Based in Hancock, New York, Hancock Telephone Company has served nearly 2,000 customers in the state’s Delaware County and northeastern Pennsylvania for more than 100 years. The company’s long-time owners, the Wrighter family, recently upgraded from copper to fiber using a G-PON architecture with Adtran as their platform.
“Since our Archtop build schema is following these same basic building blocks, the only upgrade in the near term will be to the cards and [customer premise equipment], allowing us to deploy 8-gig service,” said Jeff DeMond, Chairman and CEO of Archtop Fiber.
Selling the family-owned telecom provider was not a decision made lightly, Hancock Telephone President Rob Wrighter said in a statement, but he added that as a part of Archtop the company will now be able to extend its reach into Sullivan County and “farther into Pennsylvania.”
Archtop has already been awarded funding by two counties within Hancock’s footprint to complete some edge-out construction, and recently applied for nearly $20 million in funding through the PA Broadband Development Authority. It also recently submitted applications in Pennsylvania to construct a fiber-to-the-home (FTTH) expansion in Wayne County, where Hancock currently serves.
The Hancock deal follows the closure of Archtop’s acquisition of New York-based GTel. These acquisitions are part of Archtop’s strategy to bring 100% fiber multi-gig Internet to underserved communities in New York’s Hudson Valley and beyond.
Like Hancock, GTel had already been converted to G-PON and will require “little by way of conversion beyond upgrading to XGS-PON multi-gig capability,” DeMond told Fierce Telecom. Additionally, he said “an aggressive edge-out plan” is currently underway to add several thousand passings in Columbia County and intersect with Archtop’s greenfield build in Hudson, New York.
Both of Archtop’s completed acquisitions participated in the NY Broadband grant program and completed their required buildout obligations in time, according to DeMond. Archtop, as required by the program, will maintain any outstanding obligations through the end of the five-year term determined by the Empire State Development Corporation.
Archtop's acquisition efforts likely won't stop here.
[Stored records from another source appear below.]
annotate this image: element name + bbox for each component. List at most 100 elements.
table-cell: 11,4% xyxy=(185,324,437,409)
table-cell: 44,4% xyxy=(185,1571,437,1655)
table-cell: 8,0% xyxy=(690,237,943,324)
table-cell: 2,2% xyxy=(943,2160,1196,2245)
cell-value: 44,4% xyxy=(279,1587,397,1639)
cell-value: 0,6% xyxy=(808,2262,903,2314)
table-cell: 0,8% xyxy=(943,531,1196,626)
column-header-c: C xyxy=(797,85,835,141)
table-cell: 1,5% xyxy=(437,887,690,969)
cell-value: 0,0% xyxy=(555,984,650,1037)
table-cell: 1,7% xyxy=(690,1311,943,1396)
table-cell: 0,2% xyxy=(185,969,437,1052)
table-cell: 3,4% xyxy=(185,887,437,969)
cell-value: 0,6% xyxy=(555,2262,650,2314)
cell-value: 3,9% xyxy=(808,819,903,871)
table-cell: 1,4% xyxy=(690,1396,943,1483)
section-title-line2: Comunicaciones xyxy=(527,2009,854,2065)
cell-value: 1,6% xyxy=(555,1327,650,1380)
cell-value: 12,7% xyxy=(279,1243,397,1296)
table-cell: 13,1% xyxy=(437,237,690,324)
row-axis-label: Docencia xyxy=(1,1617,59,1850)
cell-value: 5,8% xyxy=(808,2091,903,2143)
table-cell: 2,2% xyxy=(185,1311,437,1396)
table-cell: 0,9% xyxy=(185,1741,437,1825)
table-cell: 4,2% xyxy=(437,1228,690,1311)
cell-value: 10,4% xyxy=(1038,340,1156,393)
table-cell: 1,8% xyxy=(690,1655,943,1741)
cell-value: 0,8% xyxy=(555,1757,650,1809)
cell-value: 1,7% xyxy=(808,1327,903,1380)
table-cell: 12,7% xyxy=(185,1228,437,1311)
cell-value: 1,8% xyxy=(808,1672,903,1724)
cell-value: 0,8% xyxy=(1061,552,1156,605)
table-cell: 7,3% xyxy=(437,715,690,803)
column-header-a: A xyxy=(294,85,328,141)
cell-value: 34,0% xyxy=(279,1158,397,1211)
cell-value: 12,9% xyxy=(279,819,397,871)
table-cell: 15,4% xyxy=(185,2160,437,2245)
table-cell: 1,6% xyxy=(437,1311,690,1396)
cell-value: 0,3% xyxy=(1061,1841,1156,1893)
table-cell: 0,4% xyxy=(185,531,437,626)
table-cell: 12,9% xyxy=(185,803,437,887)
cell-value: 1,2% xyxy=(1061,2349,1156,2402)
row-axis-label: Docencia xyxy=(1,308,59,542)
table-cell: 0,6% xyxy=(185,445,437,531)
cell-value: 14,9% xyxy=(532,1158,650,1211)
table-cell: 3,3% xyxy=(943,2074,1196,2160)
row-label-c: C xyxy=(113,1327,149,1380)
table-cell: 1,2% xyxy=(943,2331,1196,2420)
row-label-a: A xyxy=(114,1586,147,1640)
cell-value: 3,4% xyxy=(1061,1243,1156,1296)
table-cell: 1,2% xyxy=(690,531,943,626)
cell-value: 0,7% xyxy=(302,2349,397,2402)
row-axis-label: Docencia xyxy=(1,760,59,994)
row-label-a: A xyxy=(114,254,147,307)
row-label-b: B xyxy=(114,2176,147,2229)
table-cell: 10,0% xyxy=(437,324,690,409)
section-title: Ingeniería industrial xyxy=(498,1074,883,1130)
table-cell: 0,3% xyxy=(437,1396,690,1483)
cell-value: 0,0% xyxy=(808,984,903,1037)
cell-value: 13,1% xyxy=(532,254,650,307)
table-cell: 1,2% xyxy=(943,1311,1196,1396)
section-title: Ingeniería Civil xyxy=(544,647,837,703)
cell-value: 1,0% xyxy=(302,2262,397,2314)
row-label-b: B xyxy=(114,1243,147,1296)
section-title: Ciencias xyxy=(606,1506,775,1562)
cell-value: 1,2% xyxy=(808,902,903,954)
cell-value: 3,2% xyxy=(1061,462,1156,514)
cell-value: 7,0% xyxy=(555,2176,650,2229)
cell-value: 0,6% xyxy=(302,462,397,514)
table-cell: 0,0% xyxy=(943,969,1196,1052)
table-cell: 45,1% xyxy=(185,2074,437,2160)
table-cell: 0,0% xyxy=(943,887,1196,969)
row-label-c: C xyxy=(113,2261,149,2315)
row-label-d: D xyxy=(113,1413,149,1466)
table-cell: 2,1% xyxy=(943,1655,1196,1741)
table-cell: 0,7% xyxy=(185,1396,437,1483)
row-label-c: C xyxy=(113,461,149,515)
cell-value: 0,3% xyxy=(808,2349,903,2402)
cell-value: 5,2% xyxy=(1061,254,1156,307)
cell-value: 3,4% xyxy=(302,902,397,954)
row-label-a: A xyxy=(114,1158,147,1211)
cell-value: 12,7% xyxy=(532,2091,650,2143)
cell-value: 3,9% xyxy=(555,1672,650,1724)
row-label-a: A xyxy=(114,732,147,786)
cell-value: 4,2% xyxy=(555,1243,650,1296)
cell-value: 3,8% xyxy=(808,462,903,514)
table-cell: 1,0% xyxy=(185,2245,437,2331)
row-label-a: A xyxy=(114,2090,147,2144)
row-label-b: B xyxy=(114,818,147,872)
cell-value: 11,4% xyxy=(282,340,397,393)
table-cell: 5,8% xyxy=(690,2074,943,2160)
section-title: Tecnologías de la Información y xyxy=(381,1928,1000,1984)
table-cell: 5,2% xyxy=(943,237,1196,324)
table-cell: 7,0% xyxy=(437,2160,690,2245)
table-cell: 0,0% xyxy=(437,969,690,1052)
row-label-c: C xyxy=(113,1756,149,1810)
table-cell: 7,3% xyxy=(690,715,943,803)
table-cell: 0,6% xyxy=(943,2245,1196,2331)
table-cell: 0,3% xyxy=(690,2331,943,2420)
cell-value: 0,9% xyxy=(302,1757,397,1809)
In May, it also announced an agreement with Momentum Telecom to purchase its New York-based Warwick Valley Telephone Co, though the deal is still pending regulatory approval.
Archtop is targeting a total of 500,000 XGS-PON passings in New York’s Hudson Valley over the next several years. A first phase of Archtop’s greenfield buildout announced earlier this year included approximately 2,300 miles of construction to well over 120,000 individual locations.
DeMond said that buildout is “well underway with the core network lit and distribution fiber presently being permitted and constructed according to plan.”
In addition to serving markets in New York and Pennsylvania, Archtop has also indicated it is interested in expanding to Massachusetts.
**10/3/23 Update: An earlier version of this article attributed comments to an "Archtop Fiber representative," who the company later clarified is CEO Jeff DeMond.